5.9The assessment involved the following:
- review of relevant documents provided by the ADHA
- fieldwork, which included in virtual interviews of key members of staff through videoconferencing platforms on 31 July 2023.
Reporting
5.10 The OAIC publishes final assessment reports in full, or in an abridged version, on its website. All or part of an assessment report may be withheld from publication due to statutory secrecy provisions, privacy, confidentiality, security or privilege. This report has been published in full.
Assumptions and Caveats
5.11 This report is not an endorsement of the my health app by the OAIC, or any other ADHA or Chamonix product or service.
Part 6: Appendices
Appendix A – Privacy risk guidance
Privacy risk rating | Entity action required | Likely outcome if risk is not addressed |
---|---|---|
High risk Entity must, as a high priority, take steps to address mandatory requirements of Privacy and related legislation | Immediate management attention is required This is an internal control or risk management issue that if not mitigated is likely to lead to the following effects |
|
Medium risk Entity should, as a medium priority, take steps to address Office expectations around requirements of Privacy and related legislation | Timely management attention is expected This is an internal control or risk management issue that may lead to the following effects |
|
Low risk Entity could, as a lower priority than for high and medium risks, take steps to better address compliance with requirements of Privacy and related legislation | Management attention is suggested This is an internal control or risk management issue, the solution to which may lead to improvement in the quality and/or efficiency of the entity or process being assessed |
|
[1] The ADHA has advised that the my health app is intended to be a Digital Health app, not simply an MHR app. The my health app’s functionality is intended to expand to include additional non-MHR functionality, such as the functionality to store electronic prescriptions, and access and manage Active Script List.
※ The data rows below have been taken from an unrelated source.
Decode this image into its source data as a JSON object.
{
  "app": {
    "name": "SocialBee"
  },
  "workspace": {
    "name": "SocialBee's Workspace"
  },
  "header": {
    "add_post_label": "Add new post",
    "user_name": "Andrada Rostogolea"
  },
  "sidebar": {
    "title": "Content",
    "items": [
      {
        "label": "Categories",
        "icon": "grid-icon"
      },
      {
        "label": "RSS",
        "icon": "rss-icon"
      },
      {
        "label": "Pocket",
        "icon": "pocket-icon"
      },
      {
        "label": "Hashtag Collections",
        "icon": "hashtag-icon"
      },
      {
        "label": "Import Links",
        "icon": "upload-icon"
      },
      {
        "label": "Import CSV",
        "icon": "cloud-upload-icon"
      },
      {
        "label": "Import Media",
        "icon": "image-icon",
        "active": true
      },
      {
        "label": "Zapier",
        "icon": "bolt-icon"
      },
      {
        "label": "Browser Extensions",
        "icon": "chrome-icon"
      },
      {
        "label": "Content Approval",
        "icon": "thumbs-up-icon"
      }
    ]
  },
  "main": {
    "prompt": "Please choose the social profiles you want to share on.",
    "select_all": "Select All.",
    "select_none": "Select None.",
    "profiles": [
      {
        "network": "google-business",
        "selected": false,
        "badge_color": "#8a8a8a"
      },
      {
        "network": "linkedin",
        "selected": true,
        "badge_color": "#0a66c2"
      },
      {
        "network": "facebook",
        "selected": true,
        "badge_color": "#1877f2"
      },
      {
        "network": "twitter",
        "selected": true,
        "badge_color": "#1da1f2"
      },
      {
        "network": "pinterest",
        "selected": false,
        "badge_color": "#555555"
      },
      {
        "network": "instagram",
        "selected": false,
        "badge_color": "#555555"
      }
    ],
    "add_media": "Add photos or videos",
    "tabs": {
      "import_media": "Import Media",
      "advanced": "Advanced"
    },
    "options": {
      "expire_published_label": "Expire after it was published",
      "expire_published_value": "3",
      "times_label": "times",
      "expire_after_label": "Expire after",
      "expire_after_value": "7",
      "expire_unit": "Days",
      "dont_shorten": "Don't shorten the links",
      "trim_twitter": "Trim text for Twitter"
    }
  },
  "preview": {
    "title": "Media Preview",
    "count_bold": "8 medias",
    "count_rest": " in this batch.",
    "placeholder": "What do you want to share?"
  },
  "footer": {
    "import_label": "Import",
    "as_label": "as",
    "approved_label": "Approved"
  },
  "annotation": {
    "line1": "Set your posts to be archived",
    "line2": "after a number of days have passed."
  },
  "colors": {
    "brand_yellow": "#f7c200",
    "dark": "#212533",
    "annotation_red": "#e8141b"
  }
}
[3] As of 7 February 2023.
[4] An IRAP assessment is an independent assessment of the implementation, appropriateness and effectiveness of a system's security controls.
[5] For information about the operation of MyGov and the way MyGov handles personal information, consult the MyGov Privacy Notice: myGov privacy notice.
[6] Section 6(1) Privacy Act.
[7] See chapter 3, paragraph 3.5 of the OAIC’s APP guidelines.
[8] Please see the Australian Privacy Principles for full version.